Il prit un temps, et le fixant droit dans les yeux:

– Vous venez de risquer de vous rompre les os pour sauver le roi et vous vous dites naïvement que votre fortune est assurée… Deux mille livres que vous rapportera la vente de ce cheval et de ses harnais, voilà tout ce que vous vaudra cette prouesse. Dites-vous bien cela, jeune homme, et vous serez dans le vrai, et vous épargnerez des déceptions pénibles.

La joie de Jehan était tombée du coup:

– Diable! fit-il avec une pointe d’amertume, avouez, monsieur, que c’est peu encourageant.

– C’est ainsi, répliqua Pardaillan péremptoirement.

Il y eut un silence un peu froid. Jehan les yeux dans le vague, demeurait songeur. Pardaillan l’étudiait avec un peu de compassion. Mais il avait, au fond des prunelles, cette lueur malicieuse qui s’y trouvait chaque fois qu’il tentait quelqu’une de ces mystérieuses épreuves auxquelles il attachait une importance capitale et que lui seul savait.

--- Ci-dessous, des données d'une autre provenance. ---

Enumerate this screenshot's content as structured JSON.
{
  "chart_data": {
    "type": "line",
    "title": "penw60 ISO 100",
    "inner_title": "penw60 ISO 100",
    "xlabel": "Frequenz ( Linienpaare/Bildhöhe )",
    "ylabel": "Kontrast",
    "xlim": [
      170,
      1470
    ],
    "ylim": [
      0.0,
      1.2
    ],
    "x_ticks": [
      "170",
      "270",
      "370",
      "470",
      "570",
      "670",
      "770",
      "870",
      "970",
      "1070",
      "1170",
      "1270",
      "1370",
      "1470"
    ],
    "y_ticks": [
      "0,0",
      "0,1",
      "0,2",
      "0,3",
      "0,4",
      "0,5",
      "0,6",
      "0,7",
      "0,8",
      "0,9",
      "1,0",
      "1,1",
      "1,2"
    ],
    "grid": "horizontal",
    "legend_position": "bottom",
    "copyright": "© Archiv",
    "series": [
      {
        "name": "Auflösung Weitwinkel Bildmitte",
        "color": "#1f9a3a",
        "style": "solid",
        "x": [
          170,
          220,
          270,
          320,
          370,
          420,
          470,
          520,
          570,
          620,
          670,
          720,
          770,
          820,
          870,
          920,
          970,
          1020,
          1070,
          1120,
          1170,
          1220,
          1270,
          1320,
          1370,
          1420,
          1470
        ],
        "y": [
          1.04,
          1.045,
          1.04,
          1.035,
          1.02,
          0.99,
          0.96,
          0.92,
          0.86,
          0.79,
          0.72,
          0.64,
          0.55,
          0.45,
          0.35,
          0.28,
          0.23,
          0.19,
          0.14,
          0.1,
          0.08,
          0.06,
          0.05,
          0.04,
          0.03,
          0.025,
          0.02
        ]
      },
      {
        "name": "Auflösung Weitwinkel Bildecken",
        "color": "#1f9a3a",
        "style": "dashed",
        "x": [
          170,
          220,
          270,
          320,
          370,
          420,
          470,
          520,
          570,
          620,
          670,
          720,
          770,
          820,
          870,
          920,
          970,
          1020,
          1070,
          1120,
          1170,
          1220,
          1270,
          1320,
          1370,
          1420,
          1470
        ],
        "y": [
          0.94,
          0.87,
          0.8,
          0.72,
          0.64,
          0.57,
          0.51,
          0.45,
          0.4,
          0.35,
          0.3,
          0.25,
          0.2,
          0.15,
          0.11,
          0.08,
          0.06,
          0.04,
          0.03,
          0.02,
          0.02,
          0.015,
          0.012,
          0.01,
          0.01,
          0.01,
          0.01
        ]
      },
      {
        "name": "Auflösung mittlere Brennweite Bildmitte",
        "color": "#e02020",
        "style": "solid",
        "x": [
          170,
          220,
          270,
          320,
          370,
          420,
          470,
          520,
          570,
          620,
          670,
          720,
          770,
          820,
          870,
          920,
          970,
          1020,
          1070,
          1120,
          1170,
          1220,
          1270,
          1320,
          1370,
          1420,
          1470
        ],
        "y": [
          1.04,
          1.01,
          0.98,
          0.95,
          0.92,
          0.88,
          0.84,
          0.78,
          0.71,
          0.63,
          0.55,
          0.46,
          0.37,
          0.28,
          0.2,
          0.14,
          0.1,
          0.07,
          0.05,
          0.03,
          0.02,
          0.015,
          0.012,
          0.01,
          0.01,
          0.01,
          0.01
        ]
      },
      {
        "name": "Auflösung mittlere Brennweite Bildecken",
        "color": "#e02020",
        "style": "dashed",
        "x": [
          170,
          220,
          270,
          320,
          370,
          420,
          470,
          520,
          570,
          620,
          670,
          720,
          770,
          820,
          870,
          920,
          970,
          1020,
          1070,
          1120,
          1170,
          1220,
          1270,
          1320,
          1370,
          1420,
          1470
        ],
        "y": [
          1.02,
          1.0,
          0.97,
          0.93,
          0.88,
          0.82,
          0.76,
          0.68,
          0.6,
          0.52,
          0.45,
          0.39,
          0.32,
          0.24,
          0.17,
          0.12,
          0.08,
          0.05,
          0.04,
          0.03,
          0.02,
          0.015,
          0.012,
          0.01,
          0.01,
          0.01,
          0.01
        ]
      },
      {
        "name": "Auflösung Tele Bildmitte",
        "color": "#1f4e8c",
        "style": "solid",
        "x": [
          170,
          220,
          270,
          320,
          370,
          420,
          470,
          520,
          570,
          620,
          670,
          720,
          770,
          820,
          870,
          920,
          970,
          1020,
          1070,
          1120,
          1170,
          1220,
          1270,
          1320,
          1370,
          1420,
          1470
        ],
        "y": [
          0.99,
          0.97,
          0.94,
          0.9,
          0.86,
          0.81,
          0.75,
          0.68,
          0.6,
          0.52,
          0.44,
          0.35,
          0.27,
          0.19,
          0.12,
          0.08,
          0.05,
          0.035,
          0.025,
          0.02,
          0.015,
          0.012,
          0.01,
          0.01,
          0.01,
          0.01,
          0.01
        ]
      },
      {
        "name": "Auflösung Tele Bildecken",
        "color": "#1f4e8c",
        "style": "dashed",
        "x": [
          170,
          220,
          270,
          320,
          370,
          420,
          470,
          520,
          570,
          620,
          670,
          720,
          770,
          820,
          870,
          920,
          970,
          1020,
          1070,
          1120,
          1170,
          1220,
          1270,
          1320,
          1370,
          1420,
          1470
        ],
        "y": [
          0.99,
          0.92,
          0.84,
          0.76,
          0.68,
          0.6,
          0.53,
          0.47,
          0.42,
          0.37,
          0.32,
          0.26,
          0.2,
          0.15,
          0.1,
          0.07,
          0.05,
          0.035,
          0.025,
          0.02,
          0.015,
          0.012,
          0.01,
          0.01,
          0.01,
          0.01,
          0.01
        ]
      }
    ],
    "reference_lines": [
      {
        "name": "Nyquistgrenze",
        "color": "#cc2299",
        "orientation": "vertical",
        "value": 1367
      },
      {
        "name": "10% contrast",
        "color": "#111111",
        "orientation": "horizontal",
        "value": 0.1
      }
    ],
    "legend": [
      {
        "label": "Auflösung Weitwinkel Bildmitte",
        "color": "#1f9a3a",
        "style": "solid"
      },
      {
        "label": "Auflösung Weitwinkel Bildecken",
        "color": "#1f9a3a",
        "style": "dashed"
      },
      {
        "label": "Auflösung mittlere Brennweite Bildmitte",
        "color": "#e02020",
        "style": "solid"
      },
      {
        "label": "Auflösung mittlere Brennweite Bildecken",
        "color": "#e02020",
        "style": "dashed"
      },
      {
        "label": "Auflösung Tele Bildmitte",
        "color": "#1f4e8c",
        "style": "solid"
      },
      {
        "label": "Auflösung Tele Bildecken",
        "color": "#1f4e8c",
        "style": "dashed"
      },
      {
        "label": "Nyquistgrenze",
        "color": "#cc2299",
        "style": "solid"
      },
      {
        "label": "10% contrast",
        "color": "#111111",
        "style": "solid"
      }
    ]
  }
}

– Eh bien! reprit-il au bout d’un instant, ceci, je pense – et qui est la pure vérité, notez-le bien – ceci refroidit quelque peu votre ardeur. Et je gage que si c’était à refaire, vous y regarderiez à deux fois avant de risquer votre peau pour sauver celle du roi?

Si maître de lui qu’il fût, Pardaillan avait laissé percer l’émotion qui l’étreignait. Jehan, plongé dans ses rêves, n’y prit pas garde, heureusement. Il redressa lentement la tête et s’arrachant à ses pensées, il dit simplement:

– Ma foi non, monsieur!… Ne croyez pas que j’ai tout à fait menti en assurant au roi qu’il était encore menacé. Il l’est réellement. Et je suis, moi, sur la trace de ceux qui, dans l’ombre, sournoisement, cherchent à le frapper. Et le cas échéant, je suis bien résolu à risquer encore ma peau pour sauver la sienne… Malgré ce que vous venez de me dire.